Iraq: Bush, Al-Maliki To Discuss New Security Plan

  • By Andrew Tully
U.S. President Bush (left) with Iraqi Prime Minister al-Maliki on June 13 during an announced visit to Baghdad by the U.S. president (AFP) With signs that the violence is Iraq is mounting despite a security crackdown, the U.S. and Iraqi leaders will discuss new ways of trying to curb the violence.

WASHINGTON, July 24, 2006 (RFE/RL) -- Iraqi Prime Minister Nuri al-Maliki is due on July 25 to meet with U.S. President George W. Bush with the White House admitting that the Iraqi government's security crackdown has failed.


White House spokesman Tony Snow says a six-week crackdown has not "achieved its objectives," and so Bush and al-Maliki will discuss a new plan aimed at stemming the violence between the country's rival Shi'ite and Sunni Muslim communities.


Snow disclosed no details but said one of the first challenges is to find an effective way to secure Baghdad.


The U.S. military recorded an average of 34 major bombings and shootings each day in the Baghdad area in the week ending July 13 -- a 40 percent increase over previous weeks.


The news agency AP quoted U.S. officials as saying the new security plan will likely involve bringing more U.S. troops into the capital.


Reinforcing The Public Line


Part of the rationale for the meeting is symbolic. Judith Kipper of the Council on Foreign Relations, a U.S.-based think tank, says Bush and al-Maliki need to put up a united front in the face of the mounting violence.

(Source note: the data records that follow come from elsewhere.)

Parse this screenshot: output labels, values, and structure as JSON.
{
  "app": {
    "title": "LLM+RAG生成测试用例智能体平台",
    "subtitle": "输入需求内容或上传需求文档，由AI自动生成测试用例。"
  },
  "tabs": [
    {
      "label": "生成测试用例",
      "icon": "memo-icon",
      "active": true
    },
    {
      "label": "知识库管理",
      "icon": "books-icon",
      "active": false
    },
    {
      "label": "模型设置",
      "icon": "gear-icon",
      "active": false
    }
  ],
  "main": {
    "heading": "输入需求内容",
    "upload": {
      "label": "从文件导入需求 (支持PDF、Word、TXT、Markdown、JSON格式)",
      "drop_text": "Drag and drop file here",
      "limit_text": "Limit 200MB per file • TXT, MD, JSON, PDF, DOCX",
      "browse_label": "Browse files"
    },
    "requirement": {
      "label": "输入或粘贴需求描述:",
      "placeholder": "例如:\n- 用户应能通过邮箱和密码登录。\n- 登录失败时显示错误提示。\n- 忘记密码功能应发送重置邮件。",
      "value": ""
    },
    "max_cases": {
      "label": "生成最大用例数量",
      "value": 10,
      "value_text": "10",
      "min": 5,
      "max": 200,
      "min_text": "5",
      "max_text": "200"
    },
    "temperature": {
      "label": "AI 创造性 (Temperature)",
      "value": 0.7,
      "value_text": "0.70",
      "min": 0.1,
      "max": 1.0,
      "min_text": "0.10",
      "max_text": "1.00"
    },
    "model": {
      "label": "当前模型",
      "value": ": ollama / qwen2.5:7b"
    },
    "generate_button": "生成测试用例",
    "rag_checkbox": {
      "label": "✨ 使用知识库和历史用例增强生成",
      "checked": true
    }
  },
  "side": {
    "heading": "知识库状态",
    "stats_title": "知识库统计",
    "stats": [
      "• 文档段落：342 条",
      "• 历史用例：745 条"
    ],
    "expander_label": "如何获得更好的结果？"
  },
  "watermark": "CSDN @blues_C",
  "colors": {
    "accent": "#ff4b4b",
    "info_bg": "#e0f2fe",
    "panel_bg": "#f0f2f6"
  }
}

Describing the situation in Iraq as "grim," Kipper said al-Maliki "wants to prove that he's making an effort" to end the sectarian violence, while Bush "needs to reassure him that we're not going to leave them stranded."


Leon Fuerth, a former senior member of the National Security Council in the 1990s, says the two leaders may seek to "reinforce each other's public line," which is that there are growing number of areas of the country where security is primarily the responsibility of Iraqi forces.


Al-Maliki is "likely to also say that, 'While we wish the United States would leave eventually, for the time being its presence is necessary,'" Fuerth believes.


However, Fuerth believes the two need to go beyond that. Unless Bush and al-Maliki can announce some new and credible initiative to deal with the violence, the Iraqi leader has little new to tell Bush at their meeting, Fuerth says.


Curbing The Violence


Muqtada al-Sadr (AFP)

Neither of the veteran observers of the Middle East is optimistic about the prospects for ending the sectarian violence.


The religious leader of Iraq's Shi'a, Grand Ayatollah Ali al-Sistani, has repeatedly urged his followers against joining in the sectarian strife and he repeated that call on July 20.


But the violence persists and Kipper suggests that recent Sunni violence against Shi'as could benefit far less moderate Shi'ite leaders, such as the radical cleric Muqtada al-Sadr.


It is also premature, Kipper believes, to think that Iraq's sectarian fighters can be disarmed and pacified.


Doing so will take a long time, she says, and would probably require bringing the combatants into the country's police and military. But, before accepting that possibility, sectarian fighters would probably first need to be convinced that they would be paid and that life in Iraq will get better if they stop fighting among themselves.


Kipper says the key to success probably lies not simply in Iraqis taking over security duties from the Americans and in U.S. troops then leaving the country.


Iraqis need to rediscover the sense of nationalism and national unity that she believes they had before and, to an extent, during the presidency of Saddam Hussein.


"There is Iraqi nationalism, [but] after the war they became very, very divided," Kipper says. "If politically, as the United States is less visible on the streets, [Iraqis] can begin to re-identify with that nationalism, then the people themselves will not tolerate the bad guys."


Both Kipper and Fuerth agree that that time is probably a long way off.